Robert Smithson
New York Cultural Center
What we got at Robert Smithson’s drawing show was essentially a rehearsal of the central part of the story whose limits were recently determined by John Coplans, in the course of his discussion of the Amarillo Ramp, 1973 (Artforum, April, 1974). The themes established there—Smithson’s Romanticism, his feeling that art could be made out of anything, his interest in the manipulation of landscape, and in entropy—are paralleled by Susan Ginsberg’s and Joseph Masheck’s contributions to the catalogue. Ginsberg’s is a kind of eulogy that orients one to the work. Masheck’s discussion concentrates on Smithson’s continuity with the tradition of the sublime, as that appears in the work of the Earl of Shaftesbury, an 18th-century English landscape artist and intellectual (Harold Osborne compares him to Kant as one who anticipated phenomenological method) and is subsequently modified and transformed by the 19th-century, postaristocratic, liberal-democratic sensibility of Frederick Law Olmsted, on whom the artist himself wrote. I have a faint objection to bits of Masheck’s argument. Once having located Smithson’s most direct generic antecedents in the 18th century—around the time when the steam engine really got going—he seems to ignore the implications, for instance, when he compares him with Francesco Borromini (1642–56), and to claim that the past is directly accessible. But that isn’t an issue which deserves to be developed here.
I should, though, like to draw attention to the two aspects of Smithson’s work which currently preoccupy me: the degree of his indebtedness to Surrealism—which is, I think, profound—and his work’s affinities with the fiction of Thomas Pynchon.
To take first things first, the spiral—beside representing entropy in the world at large—also appears on the stationery of the Surrealist movement where it’s meant to represent a coil of shit. As such it’s, of course, an image symptomatic of entropic distribution.

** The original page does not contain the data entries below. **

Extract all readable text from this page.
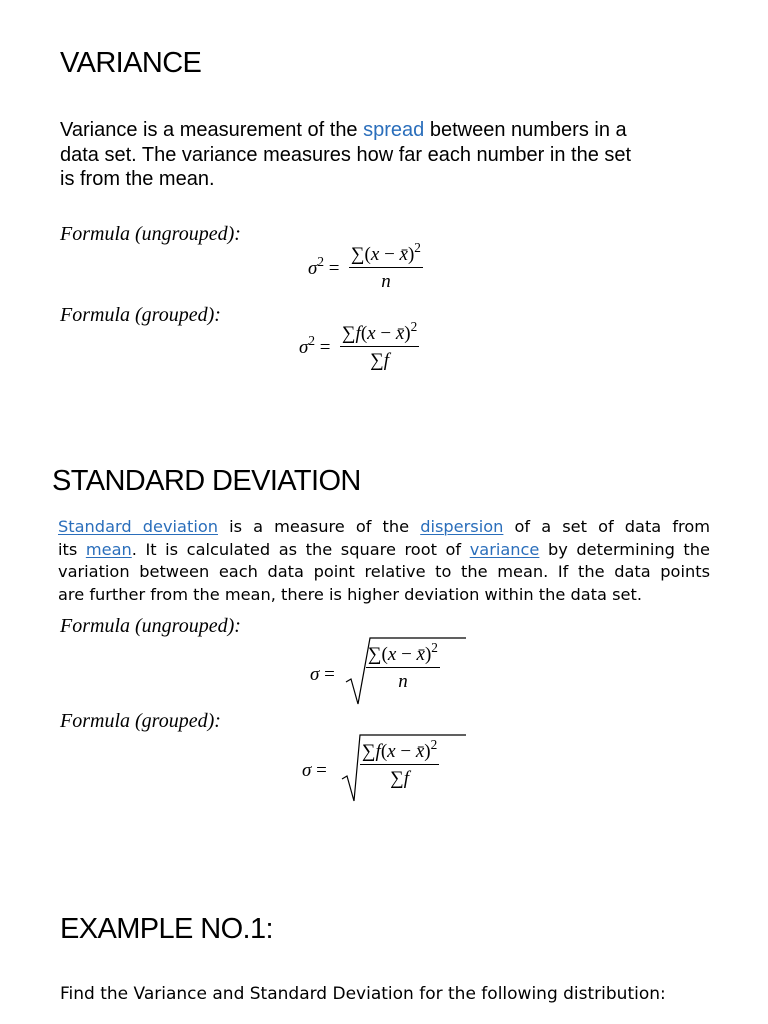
VARIANCE
Variance is a measurement of the spread between numbers in a
data set. The variance measures how far each number in the set
is from the mean.
Formula (ungrouped):
$\sigma^2 = \frac{\sum(x - x̄)^2}{n}$
Formula (grouped):
$\sigma^2 = \frac{\sum f(x - x̄)^2}{\sum f}$
STANDARD DEVIATION
Standard deviation is a measure of the dispersion of a set of data from
its mean. It is calculated as the square root of variance by determining the
variation between each data point relative to the mean. If the data points
are further from the mean, there is higher deviation within the data set.
Formula (ungrouped):
$\sigma = \frac{\sum(x - x̄)^2}{n}$
Formula (grouped):
$\sigma = \frac{\sum f(x - x̄)^2}{\sum f}$
EXAMPLE NO.1:
Find the Variance and Standard Deviation for the following distribution:
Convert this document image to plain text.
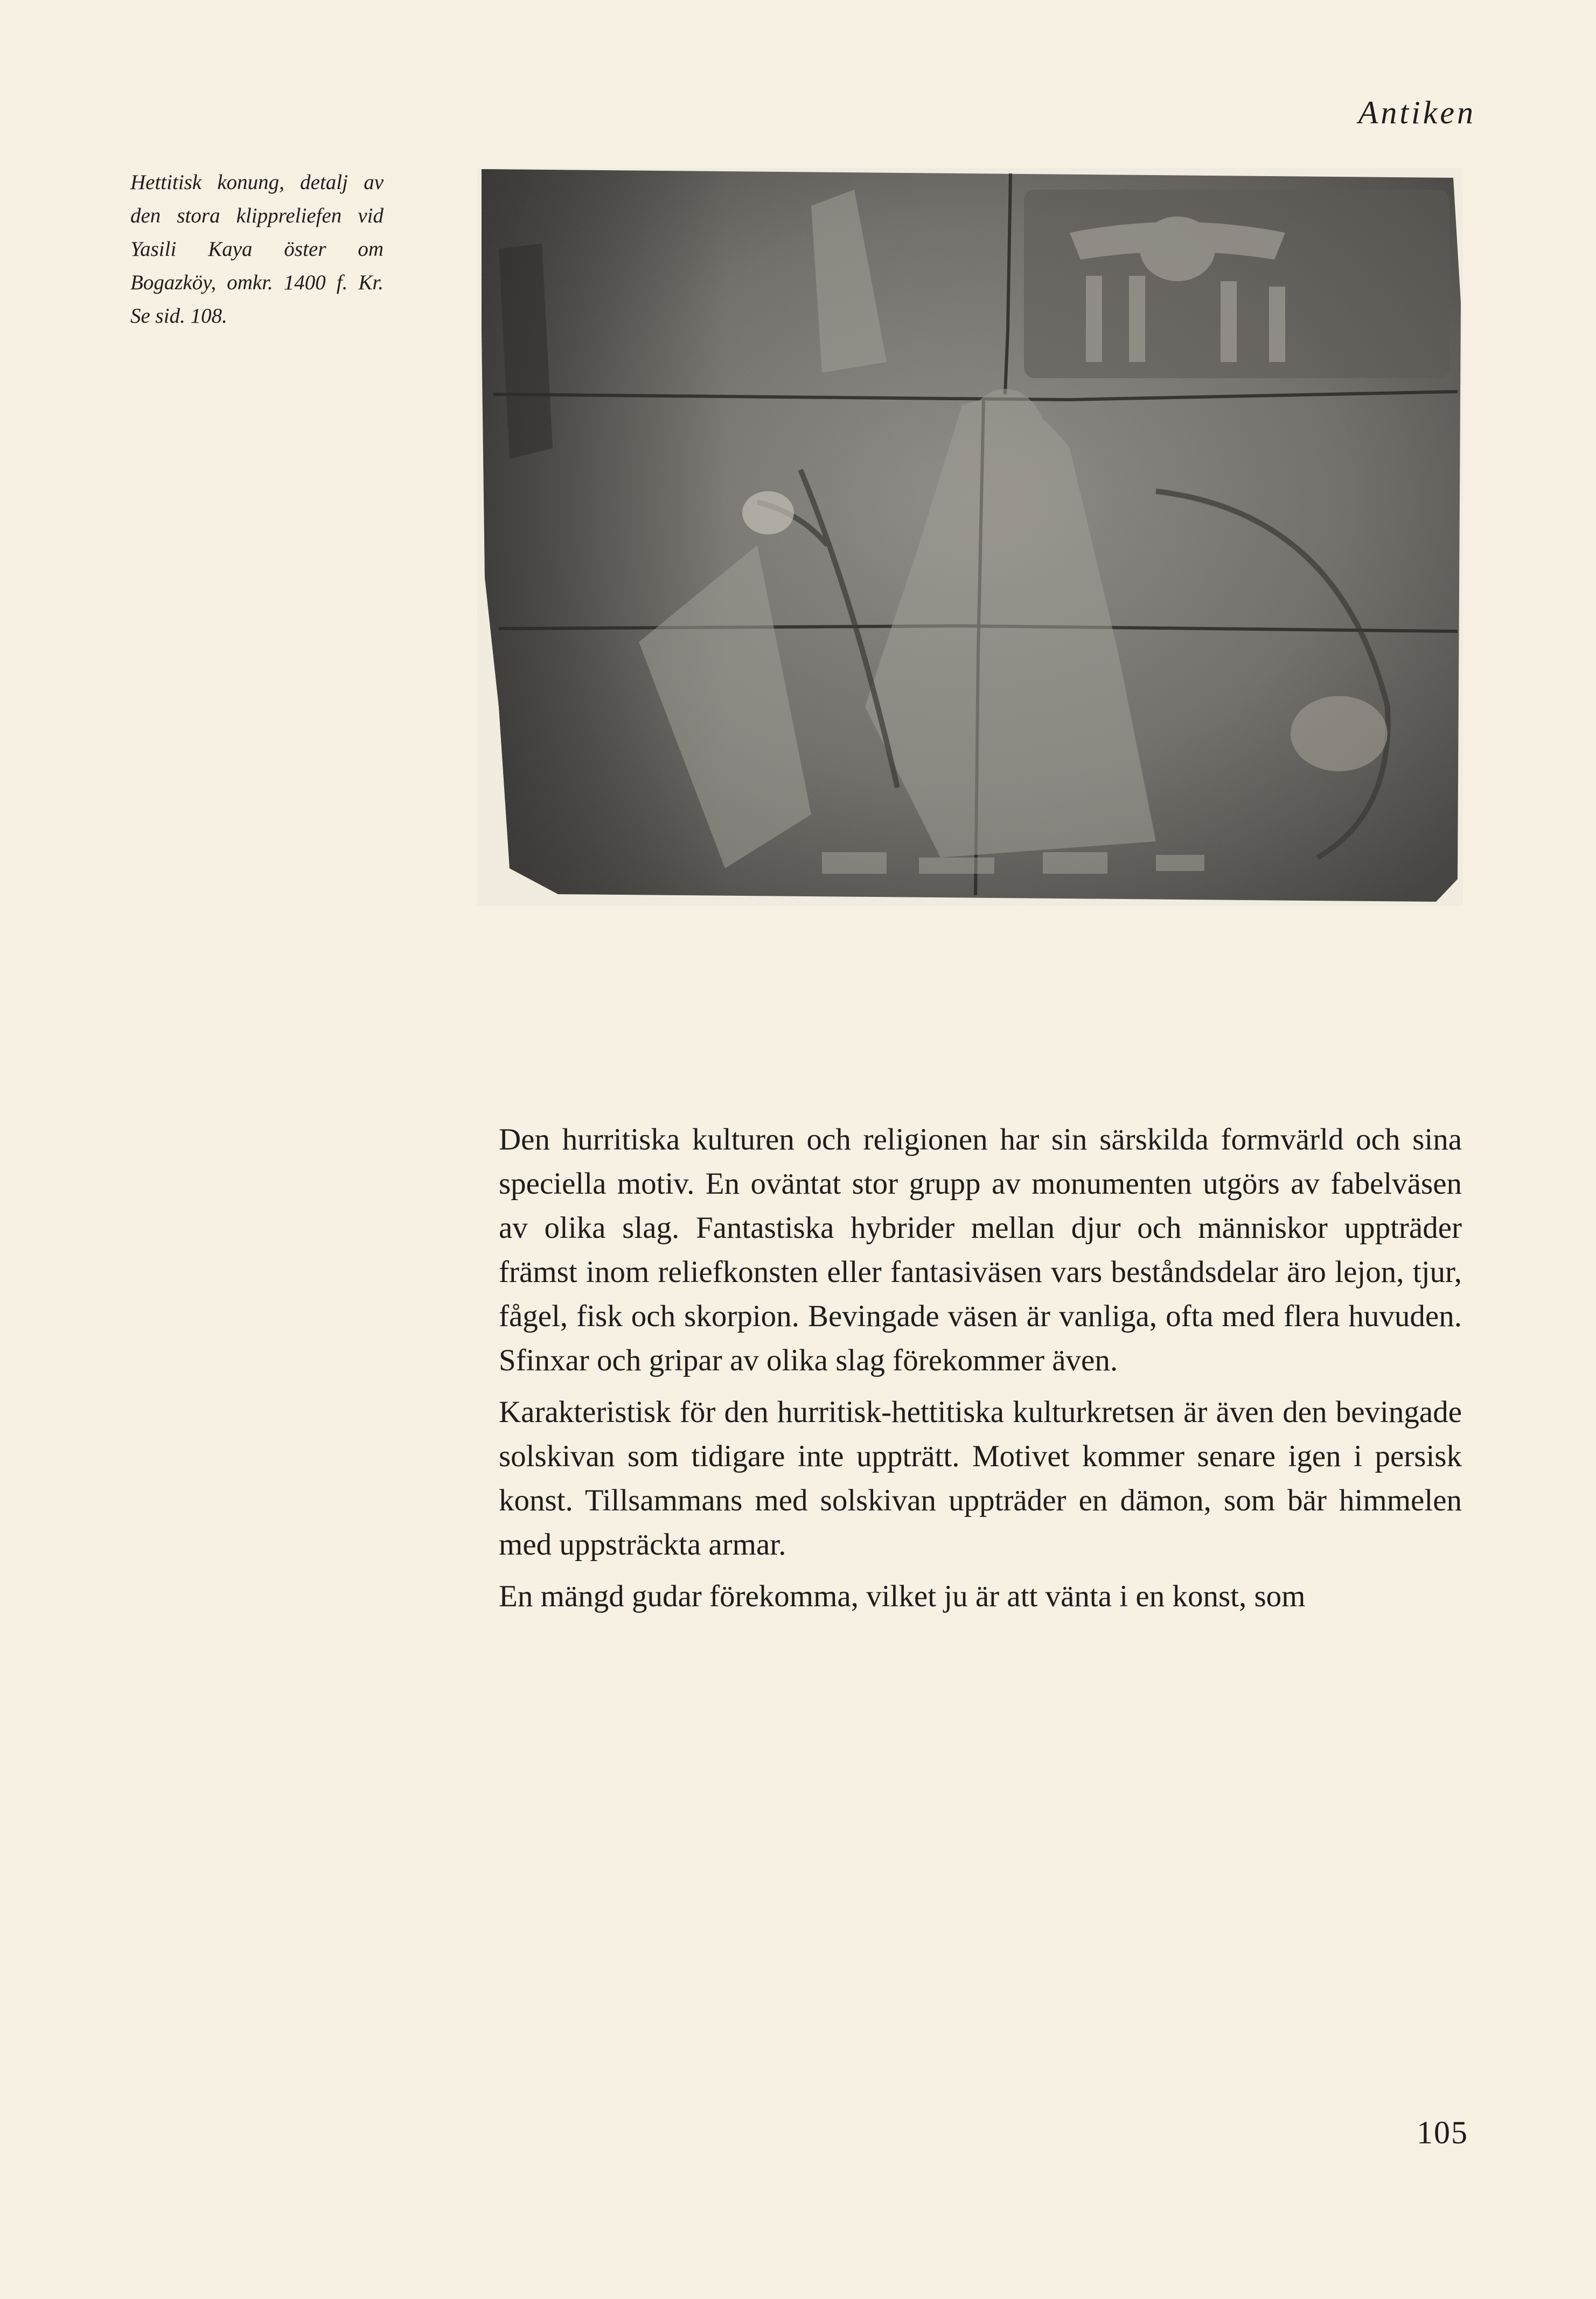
Antiken
Hettitisk konung, detalj av den stora klippreliefen vid Yasili Kaya öster om Bogazköy, omkr. 1400 f. Kr. Se sid. 108.

Den hurritiska kulturen och religionen har sin särskilda formvärld och sina speciella motiv. En oväntat stor grupp av monumenten utgörs av fabelväsen av olika slag. Fantastiska hybrider mellan djur och människor uppträder främst inom reliefkonsten eller fantasiväsen vars beståndsdelar äro lejon, tjur, fågel, fisk och skorpion. Bevingade väsen är vanliga, ofta med flera huvuden. Sfinxar och gripar av olika slag förekommer även.

Karakteristisk för den hurritisk-hettitiska kulturkretsen är även den bevingade solskivan som tidigare inte uppträtt. Motivet kommer senare igen i persisk konst. Tillsammans med solskivan uppträder en dämon, som bär himmelen med uppsträckta armar.

En mängd gudar förekomma, vilket ju är att vänta i en konst, som

105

Beyond that, which may be just a curious coincidence—unlike, of course, most significances in art history—I think Smithson’s juxtaposition of sculpture and landscape, like Barnett Newman’s identification of scale with size, relies at some level on the Surrealist’s idea of the work as that in which the dream and the everyday—and, by extension, the thought and the thing, the object and its perception—may occupy the same space. Newman and Smithson are as united in their ambivalence toward Surrealism as they are in their involvement with 18th-century esthetics. And I think it might be said that both their work must at some stage be considered in the light of Surrealist intention and syntax in order to get at and articulate the scope of its address. Surrealism programmatically anticipated the present, as did certain well-known Russians of the same period, in imagining a situation in which cinematic accumulation would replace architectural hierarchy as a cultural norm. This is perhaps why Duchamp said he came to America to live in the future, and why Smithson’s use of the Spiral Jetty as the basis for a cinematic tesseration of the geological sedimentation contained by the work must be seen as more than technically dependent on the kind of analysis film makes available. It would be more appropriate to say it relies on the kind of literacy film obliges an open mind to adopt.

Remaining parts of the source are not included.